Looking back over the long, sad history of a fallen world, we see that the shadow of death is over all. Looking on to this great event, the believer can say, "O death, where is they sting? O grave, where is thy victory?", words used by the prophet Hosea when he records the promise of Jehovah, "I will ransom them from the power of Sheol. I will redeem them from death: Where, O death, are thy plagues? where, O Sheol, is thy destruction?" ( Hosea 13:14).
(Vv56, 57). The apostle reminds us that "the sting of death is sin, and the strength of sin is the law". But God gives us the victory through our Lord Jesus Christ, the One Who bore the sting when made sin on the Cross, and "redeemed us from the curse of the law, being made a curse for us" ( 2 Corinthians 5:21; Galatians 3:13). With the blessedness of the truth filling his soul the apostle breaks forth into praise to God.

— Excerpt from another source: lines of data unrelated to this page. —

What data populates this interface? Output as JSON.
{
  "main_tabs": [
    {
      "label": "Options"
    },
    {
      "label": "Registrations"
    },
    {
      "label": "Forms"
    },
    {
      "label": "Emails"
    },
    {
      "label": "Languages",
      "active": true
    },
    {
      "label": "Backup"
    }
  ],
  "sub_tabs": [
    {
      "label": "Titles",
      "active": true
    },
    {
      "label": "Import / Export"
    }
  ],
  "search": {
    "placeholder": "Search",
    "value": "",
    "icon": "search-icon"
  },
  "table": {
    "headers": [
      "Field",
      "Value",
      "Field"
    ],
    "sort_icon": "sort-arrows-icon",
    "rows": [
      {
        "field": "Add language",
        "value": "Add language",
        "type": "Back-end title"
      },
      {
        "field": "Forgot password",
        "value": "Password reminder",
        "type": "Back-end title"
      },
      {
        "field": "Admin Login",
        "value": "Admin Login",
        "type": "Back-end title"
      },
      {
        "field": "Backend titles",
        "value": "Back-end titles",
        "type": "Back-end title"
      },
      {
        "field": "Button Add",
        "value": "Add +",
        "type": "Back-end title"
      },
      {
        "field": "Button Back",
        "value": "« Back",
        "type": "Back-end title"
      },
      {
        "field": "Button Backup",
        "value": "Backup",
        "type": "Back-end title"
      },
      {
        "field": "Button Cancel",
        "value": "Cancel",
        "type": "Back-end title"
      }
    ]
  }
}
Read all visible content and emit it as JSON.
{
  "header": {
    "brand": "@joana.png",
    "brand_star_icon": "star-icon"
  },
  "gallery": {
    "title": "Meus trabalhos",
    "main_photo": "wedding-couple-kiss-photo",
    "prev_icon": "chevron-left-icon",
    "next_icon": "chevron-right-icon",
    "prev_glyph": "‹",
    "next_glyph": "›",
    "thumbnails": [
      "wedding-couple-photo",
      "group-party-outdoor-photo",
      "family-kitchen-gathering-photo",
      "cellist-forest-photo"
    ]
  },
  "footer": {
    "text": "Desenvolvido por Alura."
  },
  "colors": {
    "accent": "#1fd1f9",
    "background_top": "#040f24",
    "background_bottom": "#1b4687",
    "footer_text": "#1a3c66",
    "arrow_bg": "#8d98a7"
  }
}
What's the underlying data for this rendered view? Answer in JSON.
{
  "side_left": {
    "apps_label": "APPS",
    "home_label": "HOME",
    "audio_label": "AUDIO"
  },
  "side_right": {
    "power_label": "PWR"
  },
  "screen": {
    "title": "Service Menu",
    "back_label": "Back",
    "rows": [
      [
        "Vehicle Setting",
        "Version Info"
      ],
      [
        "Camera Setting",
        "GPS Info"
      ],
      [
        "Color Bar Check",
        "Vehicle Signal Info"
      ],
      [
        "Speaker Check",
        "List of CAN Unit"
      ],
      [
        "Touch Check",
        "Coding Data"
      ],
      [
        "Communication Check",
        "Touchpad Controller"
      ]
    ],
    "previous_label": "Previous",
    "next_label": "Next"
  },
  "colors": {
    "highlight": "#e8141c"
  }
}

(V:58). Wherefore, on account of the mighty victory that Christ has gained by His death, and that is witnessed by His resurrection, and the full blessedness of which we shall enter into in the twinkling of an eye, let us be firm in maintaining the truth, unmoved by any attacks of the enemy, and abounding always in the work of the Lord, knowing that any toil or suffering will have a glorious answer and not be in vain.